Mutlu bir aile kurmak, sevdiğim dediğiyle yaşamak isterdi.
Hayalleri vardı, çaldılar,
Mutluydu, kıskandılar.
Kurtulmak istedi, durdurdular,
Kaçtı, buldular.
Kurtulamadı, onu kurtarması için kalbine düşürülen sahte aşkın başrolü olan prens, onu kurtaramadı.
Kurtarıcı prens, bu sefer kurtaramadı...
🥀
Adreanna, gösterişli kapıdan içeri girdi. Kapı büyük bir alana açılıyordu. Duyuruların yapıldığı ve kraliyet ailesinin kaldığı yerle bitişik olan küçük balkon tepede, baloların düzenlendiği alanın içinde de kullanılmamış sandalyeler, süslemeler ve unutulmuş birkaç eşya bulunuyordu.
O berbat gecenin üstünden iki gün geçmişti. Prens Andreoi onu görmeye gelecekti.
Ne büyük bir sevinç! Diye düşündü. Victor'suz koca bir ömür...
Büyük bir balo düzenlenecekti, Kral Absolon, kızı ve Andreoi'nin buluşmasını kutlamak için bu kararı almıştı.
Herkes sevinçliydi bu karardan ötürü, Adreanna hariç...
Hissinin tarifi yoktu.
Nefes alabiliyordu ama bu onun için önemsizdi...
Her ne kadar insanlara rahatsız ettiği için fazla su tüketmediğini söylese de bahsedemiyordu kimseye, yaşamak istemediği için su içemeyeşini...
Saat, 12:00'yi gösteriyordu. Çanlar çalınmış, gökkuşağının her tonundan kıyafetler giyinmiş kuşanımlı kadınlar merdivenlerden kavalyeleriyle inerken Adreanna yüzündeki soğuk gülümsemesiyle Andreoi'yi bekliyordu.
"İyi akşamlar prensesim!"
Adreanna, açılan kapılardan içeri giren Andreoi'yi görünce takınmaya zorladığı gülümsemesini de sildi. Onu görünce mecburen bile olsa gülümseyemiyordu.
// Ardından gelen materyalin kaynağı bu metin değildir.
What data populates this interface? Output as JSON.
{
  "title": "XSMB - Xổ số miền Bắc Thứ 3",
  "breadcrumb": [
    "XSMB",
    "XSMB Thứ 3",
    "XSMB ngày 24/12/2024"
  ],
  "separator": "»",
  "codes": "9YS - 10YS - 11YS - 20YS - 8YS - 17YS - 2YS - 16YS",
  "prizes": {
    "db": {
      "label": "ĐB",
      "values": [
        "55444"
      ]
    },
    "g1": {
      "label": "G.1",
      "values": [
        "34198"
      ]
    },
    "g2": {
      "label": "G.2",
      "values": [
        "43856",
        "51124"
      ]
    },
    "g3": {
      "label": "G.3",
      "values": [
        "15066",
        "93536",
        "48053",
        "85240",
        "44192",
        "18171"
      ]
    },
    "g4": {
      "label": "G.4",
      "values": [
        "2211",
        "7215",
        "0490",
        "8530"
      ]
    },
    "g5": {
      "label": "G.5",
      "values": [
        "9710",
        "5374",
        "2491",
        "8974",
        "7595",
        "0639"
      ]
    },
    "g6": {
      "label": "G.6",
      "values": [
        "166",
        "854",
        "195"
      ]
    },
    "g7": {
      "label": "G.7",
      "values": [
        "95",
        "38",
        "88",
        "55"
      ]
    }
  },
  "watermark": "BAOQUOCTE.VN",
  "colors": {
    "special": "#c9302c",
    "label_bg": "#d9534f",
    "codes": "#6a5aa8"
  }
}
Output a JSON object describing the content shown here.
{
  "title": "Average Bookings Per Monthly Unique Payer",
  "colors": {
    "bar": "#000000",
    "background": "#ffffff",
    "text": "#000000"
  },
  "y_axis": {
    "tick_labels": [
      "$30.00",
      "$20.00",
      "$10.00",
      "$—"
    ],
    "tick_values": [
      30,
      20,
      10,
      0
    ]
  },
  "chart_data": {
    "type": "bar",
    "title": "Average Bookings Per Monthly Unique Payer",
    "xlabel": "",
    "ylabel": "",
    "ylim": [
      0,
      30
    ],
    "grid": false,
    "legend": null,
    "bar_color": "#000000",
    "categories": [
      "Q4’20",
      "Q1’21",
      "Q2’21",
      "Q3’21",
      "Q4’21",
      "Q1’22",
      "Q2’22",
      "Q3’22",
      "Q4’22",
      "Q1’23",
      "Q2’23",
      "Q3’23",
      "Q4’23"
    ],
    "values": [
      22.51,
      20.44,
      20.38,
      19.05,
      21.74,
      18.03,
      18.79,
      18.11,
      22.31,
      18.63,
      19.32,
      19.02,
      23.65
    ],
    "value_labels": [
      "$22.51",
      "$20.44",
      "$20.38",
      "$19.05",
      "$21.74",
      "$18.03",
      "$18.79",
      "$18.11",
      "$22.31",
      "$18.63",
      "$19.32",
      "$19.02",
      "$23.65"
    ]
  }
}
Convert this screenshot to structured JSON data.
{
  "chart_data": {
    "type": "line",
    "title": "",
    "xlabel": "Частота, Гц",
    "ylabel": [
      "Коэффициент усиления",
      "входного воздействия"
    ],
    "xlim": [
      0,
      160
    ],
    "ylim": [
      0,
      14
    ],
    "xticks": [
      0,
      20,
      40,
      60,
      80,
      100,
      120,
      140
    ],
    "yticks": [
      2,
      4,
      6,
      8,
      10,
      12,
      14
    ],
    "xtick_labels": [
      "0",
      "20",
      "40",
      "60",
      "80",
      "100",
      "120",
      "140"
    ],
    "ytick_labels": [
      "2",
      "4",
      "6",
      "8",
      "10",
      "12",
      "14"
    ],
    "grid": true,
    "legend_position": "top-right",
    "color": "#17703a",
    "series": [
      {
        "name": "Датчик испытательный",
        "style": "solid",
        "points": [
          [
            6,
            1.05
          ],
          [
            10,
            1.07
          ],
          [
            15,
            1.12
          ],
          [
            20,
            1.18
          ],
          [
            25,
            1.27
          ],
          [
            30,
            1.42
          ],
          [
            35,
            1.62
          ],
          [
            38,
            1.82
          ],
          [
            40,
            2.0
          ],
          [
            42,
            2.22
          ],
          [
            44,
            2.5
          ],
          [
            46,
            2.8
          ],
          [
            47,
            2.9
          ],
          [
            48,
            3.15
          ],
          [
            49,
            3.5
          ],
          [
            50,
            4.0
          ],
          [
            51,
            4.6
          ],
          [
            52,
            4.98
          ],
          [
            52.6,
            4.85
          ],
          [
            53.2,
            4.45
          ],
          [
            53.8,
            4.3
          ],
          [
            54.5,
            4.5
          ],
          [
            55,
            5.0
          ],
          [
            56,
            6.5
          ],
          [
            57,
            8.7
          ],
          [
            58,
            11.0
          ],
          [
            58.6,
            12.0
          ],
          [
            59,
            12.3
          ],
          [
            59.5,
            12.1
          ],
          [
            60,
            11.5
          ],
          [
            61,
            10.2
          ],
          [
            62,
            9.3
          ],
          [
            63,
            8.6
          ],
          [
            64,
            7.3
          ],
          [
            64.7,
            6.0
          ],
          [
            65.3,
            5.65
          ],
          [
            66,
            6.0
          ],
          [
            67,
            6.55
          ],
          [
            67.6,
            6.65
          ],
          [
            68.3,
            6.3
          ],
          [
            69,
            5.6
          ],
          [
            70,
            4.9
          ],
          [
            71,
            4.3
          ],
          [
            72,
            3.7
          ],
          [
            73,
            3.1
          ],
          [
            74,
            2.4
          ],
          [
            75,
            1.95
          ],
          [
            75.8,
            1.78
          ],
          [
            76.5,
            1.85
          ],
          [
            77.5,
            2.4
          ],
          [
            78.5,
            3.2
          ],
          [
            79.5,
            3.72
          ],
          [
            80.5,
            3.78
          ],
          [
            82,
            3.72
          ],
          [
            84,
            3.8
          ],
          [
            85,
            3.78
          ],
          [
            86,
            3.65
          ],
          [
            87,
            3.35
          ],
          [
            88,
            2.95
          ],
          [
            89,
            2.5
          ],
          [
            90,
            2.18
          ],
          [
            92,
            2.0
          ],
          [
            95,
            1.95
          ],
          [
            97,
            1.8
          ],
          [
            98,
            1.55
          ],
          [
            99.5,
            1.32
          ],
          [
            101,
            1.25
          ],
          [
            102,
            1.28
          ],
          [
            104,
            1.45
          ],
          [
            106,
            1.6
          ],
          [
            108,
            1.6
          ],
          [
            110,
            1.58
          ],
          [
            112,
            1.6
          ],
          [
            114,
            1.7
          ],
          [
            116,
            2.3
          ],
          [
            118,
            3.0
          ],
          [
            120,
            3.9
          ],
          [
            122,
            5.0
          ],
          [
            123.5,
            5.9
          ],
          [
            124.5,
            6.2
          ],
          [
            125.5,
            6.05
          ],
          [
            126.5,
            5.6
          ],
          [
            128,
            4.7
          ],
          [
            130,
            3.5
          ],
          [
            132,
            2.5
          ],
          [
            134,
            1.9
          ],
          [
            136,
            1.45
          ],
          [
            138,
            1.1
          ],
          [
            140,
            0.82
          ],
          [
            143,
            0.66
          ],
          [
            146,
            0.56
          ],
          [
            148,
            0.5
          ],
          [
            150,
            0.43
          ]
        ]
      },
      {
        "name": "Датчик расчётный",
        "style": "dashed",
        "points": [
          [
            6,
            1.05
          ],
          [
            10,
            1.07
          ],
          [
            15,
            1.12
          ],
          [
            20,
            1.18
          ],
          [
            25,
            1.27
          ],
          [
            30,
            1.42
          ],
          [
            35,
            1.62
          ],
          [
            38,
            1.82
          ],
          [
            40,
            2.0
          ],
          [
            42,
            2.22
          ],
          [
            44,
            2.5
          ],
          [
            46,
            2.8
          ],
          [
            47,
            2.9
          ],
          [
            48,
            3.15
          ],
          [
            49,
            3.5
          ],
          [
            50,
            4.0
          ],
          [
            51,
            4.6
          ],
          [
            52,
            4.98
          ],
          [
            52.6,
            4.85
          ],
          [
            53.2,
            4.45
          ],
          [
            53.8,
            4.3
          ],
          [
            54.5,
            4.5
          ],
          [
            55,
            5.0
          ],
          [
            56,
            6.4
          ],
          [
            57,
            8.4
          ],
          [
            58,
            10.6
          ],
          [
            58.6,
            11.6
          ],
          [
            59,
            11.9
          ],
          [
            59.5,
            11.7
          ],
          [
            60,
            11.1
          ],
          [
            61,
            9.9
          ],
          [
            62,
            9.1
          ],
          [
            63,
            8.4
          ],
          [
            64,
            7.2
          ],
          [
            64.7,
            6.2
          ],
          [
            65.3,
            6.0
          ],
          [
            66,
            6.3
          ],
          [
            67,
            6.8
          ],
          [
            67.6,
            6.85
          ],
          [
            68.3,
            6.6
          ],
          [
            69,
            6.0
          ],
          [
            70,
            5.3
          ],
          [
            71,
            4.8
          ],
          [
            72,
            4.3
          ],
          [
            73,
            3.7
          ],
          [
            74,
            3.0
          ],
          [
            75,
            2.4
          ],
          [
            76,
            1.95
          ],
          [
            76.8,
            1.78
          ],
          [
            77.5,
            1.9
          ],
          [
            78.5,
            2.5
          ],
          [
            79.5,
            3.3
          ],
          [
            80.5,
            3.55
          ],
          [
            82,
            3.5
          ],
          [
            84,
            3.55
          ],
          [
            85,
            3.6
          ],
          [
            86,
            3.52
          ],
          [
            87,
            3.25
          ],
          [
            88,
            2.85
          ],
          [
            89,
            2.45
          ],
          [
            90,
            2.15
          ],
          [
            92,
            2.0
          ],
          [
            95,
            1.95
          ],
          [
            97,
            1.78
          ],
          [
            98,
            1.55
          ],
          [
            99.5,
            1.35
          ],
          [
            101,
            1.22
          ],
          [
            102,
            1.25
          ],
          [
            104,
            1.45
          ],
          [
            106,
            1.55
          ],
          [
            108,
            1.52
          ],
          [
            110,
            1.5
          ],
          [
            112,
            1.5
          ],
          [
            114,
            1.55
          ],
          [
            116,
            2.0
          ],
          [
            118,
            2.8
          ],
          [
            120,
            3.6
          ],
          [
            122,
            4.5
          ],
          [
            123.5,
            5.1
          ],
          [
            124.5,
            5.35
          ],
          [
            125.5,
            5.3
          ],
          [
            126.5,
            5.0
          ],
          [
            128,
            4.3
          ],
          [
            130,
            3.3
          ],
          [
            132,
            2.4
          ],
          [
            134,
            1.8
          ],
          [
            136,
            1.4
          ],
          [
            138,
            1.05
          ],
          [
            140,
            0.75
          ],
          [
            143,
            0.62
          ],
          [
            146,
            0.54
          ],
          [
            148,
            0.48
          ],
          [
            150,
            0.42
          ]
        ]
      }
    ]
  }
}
"Sana da," dedi soğuk tavrıyla.
"Bu arada haberin olsun, bir kavalyeyle dans etmeyi beceremem. Yani kendi köşeme çekilip sigara içeceğim."
Andreoi başıyla onay verip onu takip etti.
Adreanna yerine oturup sigarasından bir tanesini iki parmağının arasına aldığında salondaki tüm erkekler kavalyelerini bırakıp hızlıca yaktıkları kibritleri Adreanna'ya uzattılar.
Adreanna'nın önünde adeta bir ateş ordusu bulunuyordu. Sıkıntıyla nefes verip başını Andreoi'den yana çevirdiğinde onun da kibrit yaktığını gördü.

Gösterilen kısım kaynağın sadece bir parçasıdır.